Bunların arasında İncilin lafzi yorumu ve buna dayanan oldukça katı muhafazakâr bir aile anlayışı ortaya koyan sosyal muhafazakarlık ve birey üzerindeki yüksek ahlaki talepleri olanlar dikkat çekicidir.

Fakat sadece ilk bakışta iki kere boşanmış, fahişelerle ilişkisi olmuş bir Başkan adayının Evanjelikler tarafından seçilebilmesi şaşırtıcıdır.

Evanjeliklerin neden Trump‘ı desteklediğini  başkanın kendisini Yargıç yapmak istediği muhafazakar Hakim Kavanaugh’un durumu açıklamaktadır.

Psikoloji Profesörü Christine Blasey tarafından Kavanaugh cinsel taciz ile itham edildi.

İddialar daha da sesli olunca bazı Evanjelikler, Blasey Ford’un Kavanaugh’un kurbanı olmuş olabileceğinden dolayı değil de onun Kavanaugh’u cinsel taciz ile suçladığından dolayı İsa’yı bulması için ona dua edeceklerini açıkladılar. Evanjelik okuma tarzına göre Ford kendi ifadeleriyle Kavanaugs’un ailesinin bütünlüğünü tehdit etmekte. Birçok Evanjelik için bu taciz ithamından daha ağırdı. Evanjeliklerin birçoğu Trump’ın eylemleri veya arkadaşları Hristiyan değerlerini ne kadar ihlal ederlerse etsin şüphesiz/şartsız bir şekilde Trump’ın yanındalar. Aynı zamanda Evanjelik kesim, şayet belirli siyasi hedeflere ulaşmak söz konusu ise kendi inançlarını feda etmeye hazır.

Bir araştırmaya göre Evanjeliklerin yüzde 75’i kürtajı yasaklayan her başkanı seçebileceklerini belirtiyor. Çok az sayıda konulara olan odaklanma onlara, siyasi hazır bulunuşluktan yoksun olan az endişeli seçmen olma ününü kazandırmıştır.

 

Beyaz Saray’da Akşam Yemeği

En geç 1960’ların sonundan itibaren Evanjelikler muhafazakâr (konservatif) kesimin ayrılmaz merkezi bir parçası haline geldiler. Her önemli seçimden önce cumhuriyetçiler tarafından yoğun bir şekilde kendilerine mavi boncuk dağıtıldı. Richard Nixon bu seçmen potansiyelini fark eden ilk Başkan adaylarındandı.

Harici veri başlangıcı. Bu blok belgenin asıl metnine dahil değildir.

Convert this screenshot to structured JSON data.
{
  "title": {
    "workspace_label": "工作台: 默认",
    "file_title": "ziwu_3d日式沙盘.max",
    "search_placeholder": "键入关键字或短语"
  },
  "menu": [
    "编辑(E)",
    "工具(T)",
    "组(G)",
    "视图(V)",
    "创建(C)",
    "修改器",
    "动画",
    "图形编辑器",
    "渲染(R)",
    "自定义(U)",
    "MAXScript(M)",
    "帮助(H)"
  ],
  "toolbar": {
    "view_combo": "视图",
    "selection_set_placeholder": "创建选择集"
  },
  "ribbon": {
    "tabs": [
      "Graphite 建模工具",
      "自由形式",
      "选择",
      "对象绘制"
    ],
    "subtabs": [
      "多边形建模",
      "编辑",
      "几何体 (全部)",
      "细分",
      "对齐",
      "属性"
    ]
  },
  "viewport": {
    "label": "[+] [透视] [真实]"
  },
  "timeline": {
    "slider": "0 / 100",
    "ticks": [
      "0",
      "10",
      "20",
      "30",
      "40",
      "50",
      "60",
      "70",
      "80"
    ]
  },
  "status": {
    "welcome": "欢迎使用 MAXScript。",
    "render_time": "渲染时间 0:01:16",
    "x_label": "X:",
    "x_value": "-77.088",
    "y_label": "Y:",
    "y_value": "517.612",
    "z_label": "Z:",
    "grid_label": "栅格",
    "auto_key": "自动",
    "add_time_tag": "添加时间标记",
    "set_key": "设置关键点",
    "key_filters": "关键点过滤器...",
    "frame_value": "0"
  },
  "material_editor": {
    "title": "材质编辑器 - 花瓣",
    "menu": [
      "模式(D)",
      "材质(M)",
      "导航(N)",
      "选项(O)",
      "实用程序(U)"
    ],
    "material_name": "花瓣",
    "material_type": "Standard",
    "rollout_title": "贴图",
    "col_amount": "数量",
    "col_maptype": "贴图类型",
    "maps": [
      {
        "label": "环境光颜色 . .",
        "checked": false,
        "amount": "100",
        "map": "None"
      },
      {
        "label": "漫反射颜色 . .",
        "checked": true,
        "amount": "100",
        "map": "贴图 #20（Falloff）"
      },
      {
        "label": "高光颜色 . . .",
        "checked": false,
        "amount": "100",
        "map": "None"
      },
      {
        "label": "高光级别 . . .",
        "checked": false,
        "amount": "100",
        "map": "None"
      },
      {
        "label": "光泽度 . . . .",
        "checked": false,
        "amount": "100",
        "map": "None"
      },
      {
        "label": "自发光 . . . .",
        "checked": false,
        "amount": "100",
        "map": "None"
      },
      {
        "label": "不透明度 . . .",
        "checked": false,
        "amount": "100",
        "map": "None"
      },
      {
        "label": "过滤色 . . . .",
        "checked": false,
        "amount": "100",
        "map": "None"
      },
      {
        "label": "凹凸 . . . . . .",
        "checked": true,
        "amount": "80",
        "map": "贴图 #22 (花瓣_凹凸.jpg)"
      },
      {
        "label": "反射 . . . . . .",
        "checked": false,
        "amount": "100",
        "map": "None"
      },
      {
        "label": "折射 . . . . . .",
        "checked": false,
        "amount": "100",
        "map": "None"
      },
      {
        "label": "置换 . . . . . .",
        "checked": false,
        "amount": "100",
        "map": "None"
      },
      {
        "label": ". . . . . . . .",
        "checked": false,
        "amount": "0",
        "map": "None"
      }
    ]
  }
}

Meşhur Evanjelik vaiz Billy Graham ile birlikte bilinçli bir şekilde (özellikle) Hristiyan seçmenlere yönelik kampanya yürüttü ve bununla birlikte Evanjelik kesim için özellikle önemli olmuş, olan toplumsal-siyasi, kültürel yönü vurguladılar. Bunlar: Kürtaj, eşcinsel evlilikler veya devlet okullarında İncil dersi.

Aksine bu modus operandi durumunda Nixon’dan bu yana pek bir şey değişmedi. Evanjelikler Amerikan Federal seçimlerinde hiç olmadıkları kadar daha başarılılar: Başkan yardımcısı Mike Pence’nin kendisi bir evanjelik, Donald Trump’ın manevi rehberi, Jerry Falwell Jr., oldukça etkin evanjelik vaizin oğlu ve Amerika’nın en büyük evanjelik Üniversitesinin yöneticisi. Şu anda ABD’de inananların istekleri (arzuları) en yüksek siyasi düzeyde kabul görüyor.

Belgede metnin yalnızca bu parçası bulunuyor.